MIT Panel: Reduce Scope Of Problem Set To Help Robots Perform


By John P. Desmond, AI Trends Editor

If we say that robots can solve a fairly small set of problems today, we can ask what are the key challenge to having robots become more integral or indispensable to our day to day lives?

That was the beginning theme of a session at the 2017 MIT Technical Conference focusing on the state of robotics and AI, a panel moderated by Liam Paull, research scientist with the MIT Computer Science and AI Laboratory (CSAIL). He is helping to lead CSAIL’s Autonomous Car Project being supported by Toyota.

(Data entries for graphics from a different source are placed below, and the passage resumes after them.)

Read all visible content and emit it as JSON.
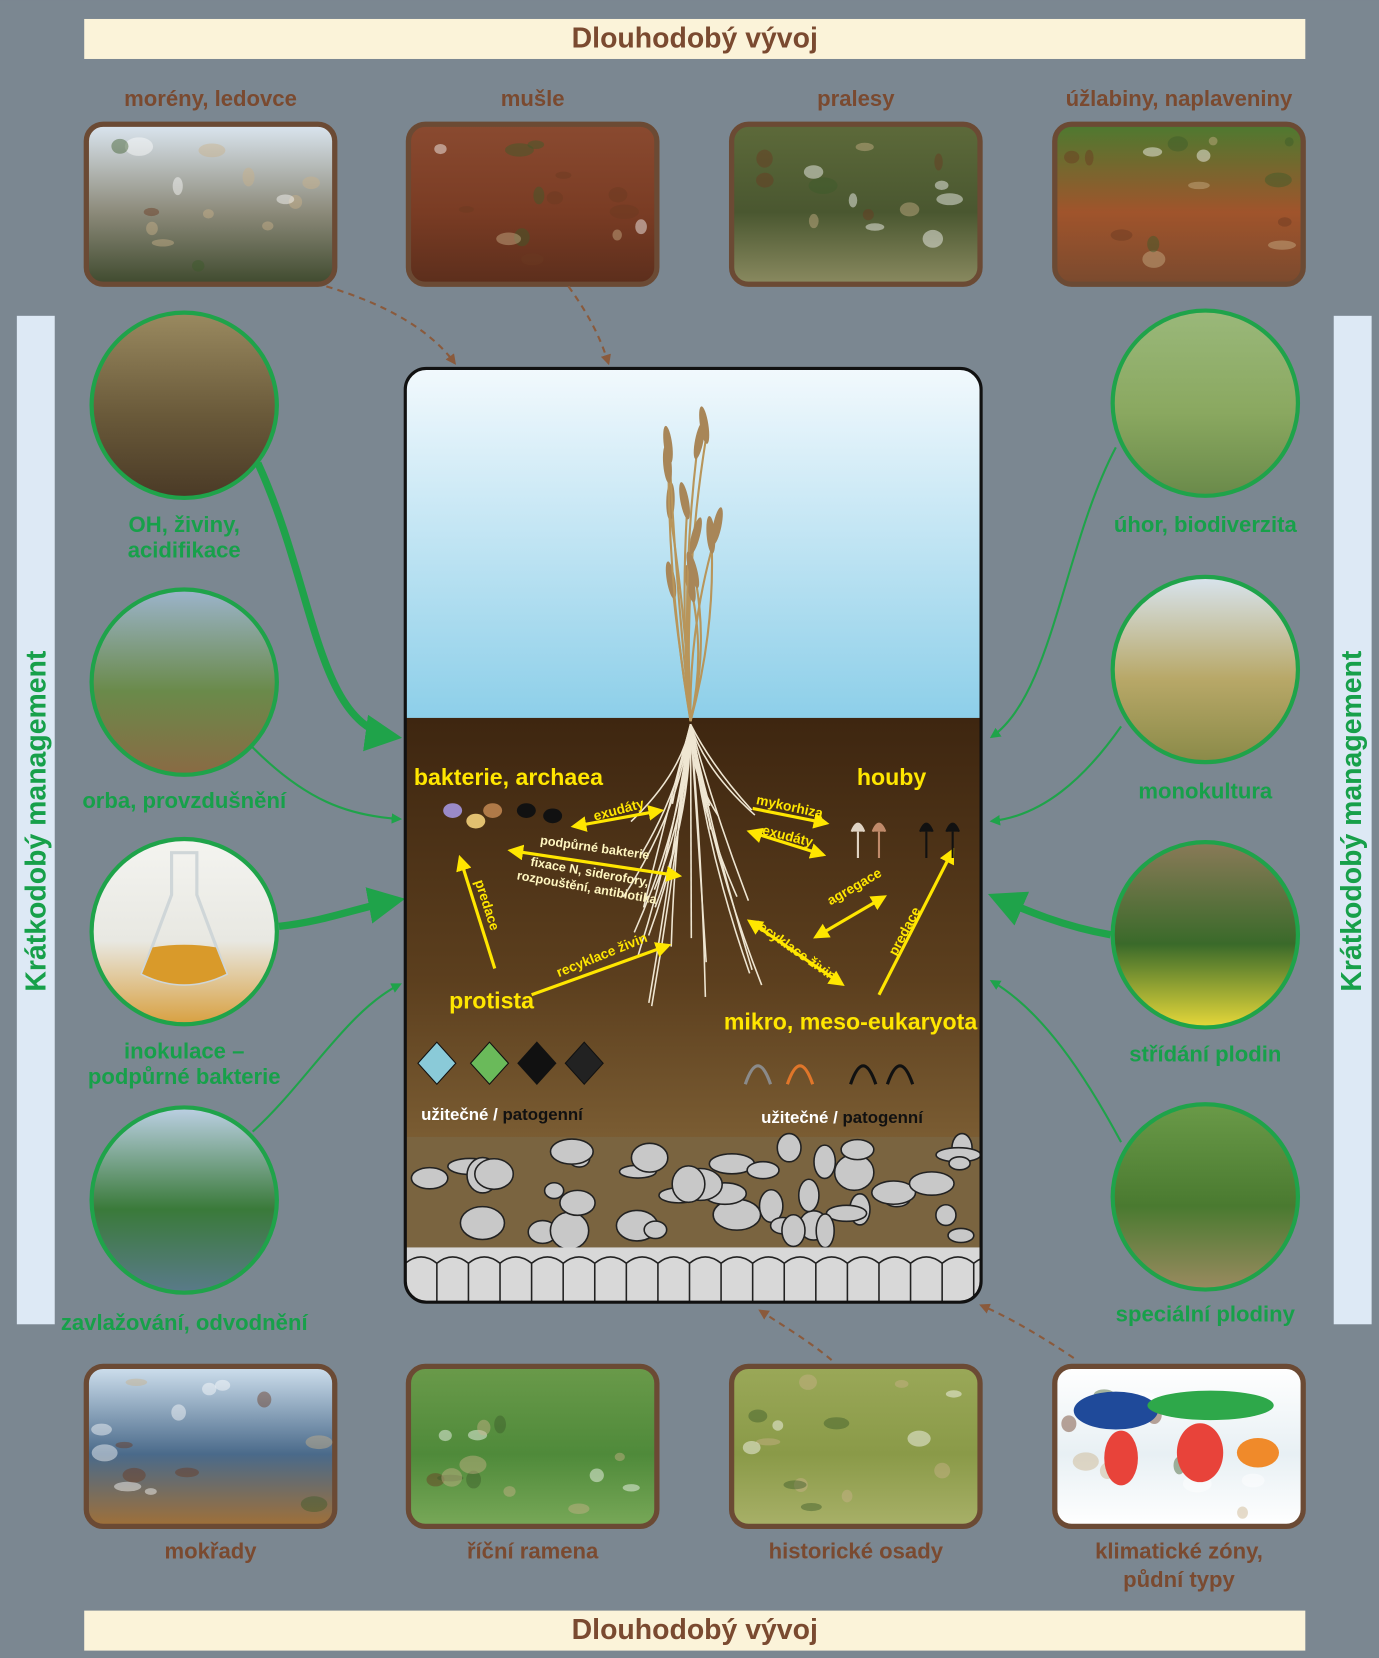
{
  "header": {
    "title": "Dlouhodobý vývoj"
  },
  "long_term_top": [
    {
      "label": [
        "morény, ledovce"
      ]
    },
    {
      "label": [
        "mušle"
      ]
    },
    {
      "label": [
        "pralesy"
      ]
    },
    {
      "label": [
        "úžlabiny, naplaveniny"
      ]
    }
  ],
  "short_term_left": {
    "title": "Krátkodobý management",
    "items": [
      {
        "label": [
          "OH, živiny,",
          "acidifikace"
        ]
      },
      {
        "label": [
          "orba, provzdušnění"
        ]
      },
      {
        "label": [
          "inokulace –",
          "podpůrné bakterie"
        ]
      },
      {
        "label": [
          "zavlažování, odvodnění"
        ]
      }
    ]
  },
  "short_term_right": {
    "title": "Krátkodobý management",
    "items": [
      {
        "label": [
          "úhor, biodiverzita"
        ]
      },
      {
        "label": [
          "monokultura"
        ]
      },
      {
        "label": [
          "střídání plodin"
        ]
      },
      {
        "label": [
          "speciální plodiny"
        ]
      }
    ]
  },
  "soil": {
    "groups": [
      {
        "label": "bakterie, archaea"
      },
      {
        "label": "houby"
      },
      {
        "label": "protista"
      },
      {
        "label": "mikro, meso-eukaryota"
      }
    ],
    "interactions": [
      {
        "label": [
          "exudáty"
        ]
      },
      {
        "label": [
          "podpůrné bakterie"
        ]
      },
      {
        "label": [
          "fixace N, siderofory,",
          "rozpouštění, antibiotika"
        ]
      },
      {
        "label": [
          "predace"
        ]
      },
      {
        "label": [
          "recyklace živin"
        ]
      },
      {
        "label": [
          "mykorhiza"
        ]
      },
      {
        "label": [
          "exudáty"
        ]
      },
      {
        "label": [
          "agregace"
        ]
      },
      {
        "label": [
          "recyklace živin"
        ]
      },
      {
        "label": [
          "predace"
        ]
      }
    ],
    "legends": [
      {
        "beneficial": "užitečné",
        "separator": "/",
        "pathogenic": "patogenní"
      },
      {
        "beneficial": "užitečné",
        "separator": "/",
        "pathogenic": "patogenní"
      }
    ]
  },
  "long_term_bottom": [
    {
      "label": [
        "mokřady"
      ]
    },
    {
      "label": [
        "říční ramena"
      ]
    },
    {
      "label": [
        "historické osady"
      ]
    },
    {
      "label": [
        "klimatické zóny,",
        "půdní typy"
      ]
    }
  ],
  "footer": {
    "title": "Dlouhodobý vývoj"
  }
}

“The key is to have robots function in a normal environment – today, too many things can go wrong,” in the view of Prof. Stefanie Tellex of Brown University, who concentrates on creating robots that interact with people using language, gesture and probabilistic inference. “We need to make robots more robust,”she said.

“Autonomous is an ambiguous term,” suggested Helen Greiner, co-founder and CTO of CyPhyWorks, a startup focused on multi-rotor drones for commercial use, and a co-founder if iRobot, maker of the Roomba intelligent vacuum. “The Roomba is autonomous for the vacuuming mission,” she suggested, “and that is a small task.” To make robots more universally useful, “It will take a combination of better mobility, better perception of the data and more AI,” she said.

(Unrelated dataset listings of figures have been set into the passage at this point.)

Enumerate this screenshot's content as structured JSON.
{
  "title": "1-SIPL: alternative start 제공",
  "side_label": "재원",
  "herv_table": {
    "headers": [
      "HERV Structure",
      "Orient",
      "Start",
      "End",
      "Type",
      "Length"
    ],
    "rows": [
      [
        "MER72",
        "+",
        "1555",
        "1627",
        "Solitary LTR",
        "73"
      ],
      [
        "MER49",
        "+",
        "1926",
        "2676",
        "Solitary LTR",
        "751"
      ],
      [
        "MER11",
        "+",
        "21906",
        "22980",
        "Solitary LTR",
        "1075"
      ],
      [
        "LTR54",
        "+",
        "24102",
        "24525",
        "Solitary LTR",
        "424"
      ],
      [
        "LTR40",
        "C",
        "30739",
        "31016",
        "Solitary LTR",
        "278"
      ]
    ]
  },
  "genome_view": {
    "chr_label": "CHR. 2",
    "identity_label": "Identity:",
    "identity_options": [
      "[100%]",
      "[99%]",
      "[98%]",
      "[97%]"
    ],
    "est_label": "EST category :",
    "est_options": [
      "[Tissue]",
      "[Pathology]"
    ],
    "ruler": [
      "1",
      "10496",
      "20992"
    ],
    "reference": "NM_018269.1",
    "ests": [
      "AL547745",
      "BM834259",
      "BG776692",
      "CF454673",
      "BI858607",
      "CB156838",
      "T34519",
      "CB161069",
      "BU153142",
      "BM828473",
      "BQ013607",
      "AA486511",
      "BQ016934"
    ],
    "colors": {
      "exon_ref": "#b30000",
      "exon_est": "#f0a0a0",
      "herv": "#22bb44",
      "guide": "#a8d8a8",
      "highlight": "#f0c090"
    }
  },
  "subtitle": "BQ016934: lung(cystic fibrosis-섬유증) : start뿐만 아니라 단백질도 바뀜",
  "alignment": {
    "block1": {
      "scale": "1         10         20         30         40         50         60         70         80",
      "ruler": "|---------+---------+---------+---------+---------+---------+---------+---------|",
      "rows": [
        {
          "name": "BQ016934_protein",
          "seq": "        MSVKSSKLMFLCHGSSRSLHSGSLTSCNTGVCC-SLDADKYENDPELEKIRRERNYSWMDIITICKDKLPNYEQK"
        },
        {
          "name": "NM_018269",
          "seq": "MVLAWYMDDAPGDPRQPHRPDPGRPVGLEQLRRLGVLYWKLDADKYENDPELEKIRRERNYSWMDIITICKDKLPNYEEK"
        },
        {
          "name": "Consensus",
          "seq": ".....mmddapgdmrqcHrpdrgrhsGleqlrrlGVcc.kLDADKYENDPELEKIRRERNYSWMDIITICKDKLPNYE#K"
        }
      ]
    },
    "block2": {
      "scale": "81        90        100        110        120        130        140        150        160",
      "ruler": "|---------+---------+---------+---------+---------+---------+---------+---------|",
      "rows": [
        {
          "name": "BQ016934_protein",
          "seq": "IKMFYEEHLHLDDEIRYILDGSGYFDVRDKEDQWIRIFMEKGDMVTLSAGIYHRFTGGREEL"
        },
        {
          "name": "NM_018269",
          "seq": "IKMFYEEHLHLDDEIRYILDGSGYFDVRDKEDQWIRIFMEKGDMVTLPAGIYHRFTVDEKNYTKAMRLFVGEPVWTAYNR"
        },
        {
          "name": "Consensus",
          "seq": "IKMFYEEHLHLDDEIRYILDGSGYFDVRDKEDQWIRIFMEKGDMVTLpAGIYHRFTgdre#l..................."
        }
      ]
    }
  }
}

Some discussion ensued on whether we are at the inflection point with AI, of hockey stick upward growth. Greiner said when iRobot was started in 1990, they would not have guessed that 60 million Roomba robots would be sold and deployed into the market today. “Connecting to the cloud and deep learning is really the new inflection point,” she said.

It’s difficult for robots to operate in environments that present the unexpected, such as construction sites, where a driver has to decide with the orange cones or the police officer should be primarily respected. “These are challenging for robots to interpret,” Greiner said.

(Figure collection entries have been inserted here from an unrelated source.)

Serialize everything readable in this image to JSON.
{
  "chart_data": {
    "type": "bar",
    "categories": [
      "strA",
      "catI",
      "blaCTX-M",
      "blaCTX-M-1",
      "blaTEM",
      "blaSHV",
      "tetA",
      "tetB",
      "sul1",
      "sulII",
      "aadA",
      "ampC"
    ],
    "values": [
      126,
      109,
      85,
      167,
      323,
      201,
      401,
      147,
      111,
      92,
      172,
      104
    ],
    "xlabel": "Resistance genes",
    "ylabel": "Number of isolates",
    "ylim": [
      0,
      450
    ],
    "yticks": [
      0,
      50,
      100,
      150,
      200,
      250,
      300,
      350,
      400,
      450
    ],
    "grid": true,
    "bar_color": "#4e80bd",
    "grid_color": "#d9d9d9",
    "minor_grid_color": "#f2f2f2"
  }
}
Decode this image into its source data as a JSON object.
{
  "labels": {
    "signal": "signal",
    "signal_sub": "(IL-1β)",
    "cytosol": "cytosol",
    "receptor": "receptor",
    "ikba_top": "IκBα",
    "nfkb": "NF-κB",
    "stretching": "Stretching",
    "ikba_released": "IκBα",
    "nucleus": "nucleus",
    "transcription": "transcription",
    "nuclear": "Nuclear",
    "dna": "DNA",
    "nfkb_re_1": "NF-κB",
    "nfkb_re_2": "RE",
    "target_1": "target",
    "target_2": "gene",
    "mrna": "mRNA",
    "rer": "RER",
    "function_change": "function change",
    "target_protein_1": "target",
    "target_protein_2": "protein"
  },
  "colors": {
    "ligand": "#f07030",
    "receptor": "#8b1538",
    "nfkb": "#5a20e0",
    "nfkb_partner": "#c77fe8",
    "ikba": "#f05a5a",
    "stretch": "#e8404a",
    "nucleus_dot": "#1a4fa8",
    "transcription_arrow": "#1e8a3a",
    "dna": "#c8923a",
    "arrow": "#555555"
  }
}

Ryan Gariepy, co-founder and CTO of Clearpath Robotics, suggested the problem set needs to be simplified. “What is hampering robotics, is trying to solve all the problems,” he said. “In self-driving cars, we immediately aim at level 5 autonomy [fully autonomous] on city streets – that is challenging. There are a set of problems that are easier to solve.”

Clearpath is focused on custom industrial automation; its mission is to “automate the world’s dullest, dirtiest and deadliest jobs.” Gariepy suggested that investors are focused on $3 billion opportunities in robotics, when there are more $250 million opportunities that “VCs and developers are not focused on right now,” that can solve real problems also.

His company is now working on helping existing factories and warehouses incorporate robots into the way they work, without having to engineer the environment so that the robot can be productive, like Amazon Kiva requires. “A factory or a warehouse is an indoor city, but it has no weather conditions and the people there are trained,” Gariepy said. “That allows us to look at the human-robot interaction more. It’s a step-by-step process and we’ve been slowly stepping along the way. “

In a recent demonstration for a new potential customer, Gariepy said Clearpath got its robots to demonstrate how they can deliver value inside an hour, with no changes to the factory. ‘That is very different from the green field that Kiva requires,” he said.